Restless legs syndrome (RLS) exhibits sensorimotor symptoms. In familial cases, a gene at chromosomal location 9p-24-22 is linked to RLS and the expressed mutation is Dopamine Receptor Specific Individual Sensitivity (DRSIS).
The symptoms are triggered during changes in alertness, generally at sleep hours, resulting from insufficient dopamine transmission.
The conscious experience of sensory abnormalities are described as ‘an urge to move the limbs with or without paresthesias’ [‘pins & needles’ sensation] leading to:
• Motor signs such as periodic limb movements and motor restlessness
• Which exhibit temporary loss of extensor motor system dominance over the flexor motor system of the upright posture.
The relationship of the expressed mutation to EEG alpha activity makes RLS a sleep disorder as well as a cognitive dysfunction.

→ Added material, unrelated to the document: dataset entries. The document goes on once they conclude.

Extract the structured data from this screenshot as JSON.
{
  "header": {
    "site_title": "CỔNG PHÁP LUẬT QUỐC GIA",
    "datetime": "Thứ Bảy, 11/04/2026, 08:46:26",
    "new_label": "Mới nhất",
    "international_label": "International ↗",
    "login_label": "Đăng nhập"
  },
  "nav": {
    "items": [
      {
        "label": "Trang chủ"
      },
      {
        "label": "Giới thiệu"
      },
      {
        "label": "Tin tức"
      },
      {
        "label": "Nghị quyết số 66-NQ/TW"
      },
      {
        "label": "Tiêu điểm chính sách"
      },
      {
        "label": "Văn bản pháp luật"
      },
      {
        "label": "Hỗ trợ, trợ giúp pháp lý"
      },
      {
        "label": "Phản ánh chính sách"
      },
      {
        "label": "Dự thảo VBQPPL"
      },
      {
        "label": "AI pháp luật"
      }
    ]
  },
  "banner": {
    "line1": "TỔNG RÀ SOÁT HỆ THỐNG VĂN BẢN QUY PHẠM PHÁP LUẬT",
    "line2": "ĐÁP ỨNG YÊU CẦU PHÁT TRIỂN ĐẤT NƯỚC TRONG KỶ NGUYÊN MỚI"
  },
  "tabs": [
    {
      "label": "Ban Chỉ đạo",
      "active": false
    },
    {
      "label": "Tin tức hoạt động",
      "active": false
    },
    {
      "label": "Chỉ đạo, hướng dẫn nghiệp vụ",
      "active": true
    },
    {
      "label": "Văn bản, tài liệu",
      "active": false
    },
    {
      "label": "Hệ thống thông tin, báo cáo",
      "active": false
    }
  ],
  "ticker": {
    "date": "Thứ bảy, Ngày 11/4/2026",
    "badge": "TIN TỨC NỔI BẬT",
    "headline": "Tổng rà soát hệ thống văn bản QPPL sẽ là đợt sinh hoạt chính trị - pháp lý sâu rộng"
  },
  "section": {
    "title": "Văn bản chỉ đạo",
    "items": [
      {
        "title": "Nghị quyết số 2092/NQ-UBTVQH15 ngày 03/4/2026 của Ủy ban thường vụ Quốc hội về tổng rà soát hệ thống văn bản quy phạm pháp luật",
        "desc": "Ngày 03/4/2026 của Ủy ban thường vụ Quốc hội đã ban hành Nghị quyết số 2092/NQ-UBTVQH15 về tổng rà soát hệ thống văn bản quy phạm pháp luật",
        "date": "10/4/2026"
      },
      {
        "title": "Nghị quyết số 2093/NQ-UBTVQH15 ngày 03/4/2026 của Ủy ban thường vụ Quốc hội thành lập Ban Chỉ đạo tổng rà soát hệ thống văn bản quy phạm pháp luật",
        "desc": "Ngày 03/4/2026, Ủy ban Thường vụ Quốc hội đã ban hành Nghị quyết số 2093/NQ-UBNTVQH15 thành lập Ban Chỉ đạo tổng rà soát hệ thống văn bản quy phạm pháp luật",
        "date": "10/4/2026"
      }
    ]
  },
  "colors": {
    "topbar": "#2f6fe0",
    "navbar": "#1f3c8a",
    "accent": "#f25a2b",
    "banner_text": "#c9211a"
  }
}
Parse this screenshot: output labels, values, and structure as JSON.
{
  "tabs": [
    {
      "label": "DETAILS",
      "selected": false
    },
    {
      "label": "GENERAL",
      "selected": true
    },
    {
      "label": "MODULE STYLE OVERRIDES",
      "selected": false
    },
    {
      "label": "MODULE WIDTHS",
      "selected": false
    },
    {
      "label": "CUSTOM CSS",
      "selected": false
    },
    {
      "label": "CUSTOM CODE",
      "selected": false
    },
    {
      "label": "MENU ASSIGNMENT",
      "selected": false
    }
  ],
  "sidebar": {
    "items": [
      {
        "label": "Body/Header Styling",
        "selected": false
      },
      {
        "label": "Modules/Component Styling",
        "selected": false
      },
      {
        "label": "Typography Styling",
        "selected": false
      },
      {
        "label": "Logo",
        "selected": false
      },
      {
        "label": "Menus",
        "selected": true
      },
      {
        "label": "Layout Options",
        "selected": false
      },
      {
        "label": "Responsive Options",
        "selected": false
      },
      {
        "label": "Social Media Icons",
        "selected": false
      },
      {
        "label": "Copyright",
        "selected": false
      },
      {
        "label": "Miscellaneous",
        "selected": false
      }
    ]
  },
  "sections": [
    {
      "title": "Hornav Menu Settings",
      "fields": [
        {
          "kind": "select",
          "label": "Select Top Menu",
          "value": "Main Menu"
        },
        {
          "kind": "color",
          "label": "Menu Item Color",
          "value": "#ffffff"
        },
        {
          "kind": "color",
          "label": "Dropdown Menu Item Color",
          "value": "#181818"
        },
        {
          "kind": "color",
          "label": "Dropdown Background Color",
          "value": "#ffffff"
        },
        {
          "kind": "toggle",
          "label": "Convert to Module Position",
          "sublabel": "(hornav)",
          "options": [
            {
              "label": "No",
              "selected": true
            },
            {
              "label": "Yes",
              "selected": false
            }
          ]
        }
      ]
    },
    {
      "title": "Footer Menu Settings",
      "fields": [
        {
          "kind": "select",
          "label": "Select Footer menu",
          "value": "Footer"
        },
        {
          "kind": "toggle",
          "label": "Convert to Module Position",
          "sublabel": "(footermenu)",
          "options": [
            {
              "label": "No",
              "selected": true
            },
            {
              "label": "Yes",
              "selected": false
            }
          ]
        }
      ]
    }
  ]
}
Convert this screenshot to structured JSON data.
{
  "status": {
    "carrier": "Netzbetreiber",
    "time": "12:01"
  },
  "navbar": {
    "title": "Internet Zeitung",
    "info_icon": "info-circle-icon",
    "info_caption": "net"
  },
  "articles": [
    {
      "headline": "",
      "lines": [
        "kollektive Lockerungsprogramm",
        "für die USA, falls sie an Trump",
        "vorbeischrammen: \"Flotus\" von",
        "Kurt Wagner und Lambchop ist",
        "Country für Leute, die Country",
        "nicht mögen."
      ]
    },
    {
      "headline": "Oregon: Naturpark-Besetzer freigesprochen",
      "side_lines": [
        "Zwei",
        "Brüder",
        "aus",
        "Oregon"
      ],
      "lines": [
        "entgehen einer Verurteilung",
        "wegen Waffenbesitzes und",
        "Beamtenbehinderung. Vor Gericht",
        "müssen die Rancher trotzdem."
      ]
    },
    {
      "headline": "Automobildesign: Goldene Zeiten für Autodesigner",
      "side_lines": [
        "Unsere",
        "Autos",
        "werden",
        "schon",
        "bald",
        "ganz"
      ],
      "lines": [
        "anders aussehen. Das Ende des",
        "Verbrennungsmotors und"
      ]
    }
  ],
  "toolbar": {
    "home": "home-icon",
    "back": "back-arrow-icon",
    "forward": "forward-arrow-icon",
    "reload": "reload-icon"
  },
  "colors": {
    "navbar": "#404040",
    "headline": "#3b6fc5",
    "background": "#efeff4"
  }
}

The recurrent character of sensorimotor symptoms impede the patient’s ability to sleep, wake and force to move leading to insomnia.
In Uner Tan Syndrome, the nonsense mutation in the same gene leads to underdevelopment of the neural substrates of upright posture. The defects include dopamine receptor deficiency (DRD) leading to severe cognitive dysfunctions and motor disorders – complete loss of extensor motor system dominance over the flexor motor system – quadrupedality, primitive speech, cerebellar symptoms, and strabismus.
Comparisons between the neural substrates of sensorimotor symptoms seen in RLS and MRI findings for cases of Uner Tan Syndrome show cortico-cerebellar hypoplasias in the neural networks involved in upright posture.
Both RLS and Uner Tan Syndrome seem to be due to different mutations in the dopamine receptor gene at 9p-24 locus, affecting the diencephalon dopaminergic system and the neural networks involved in upright posture.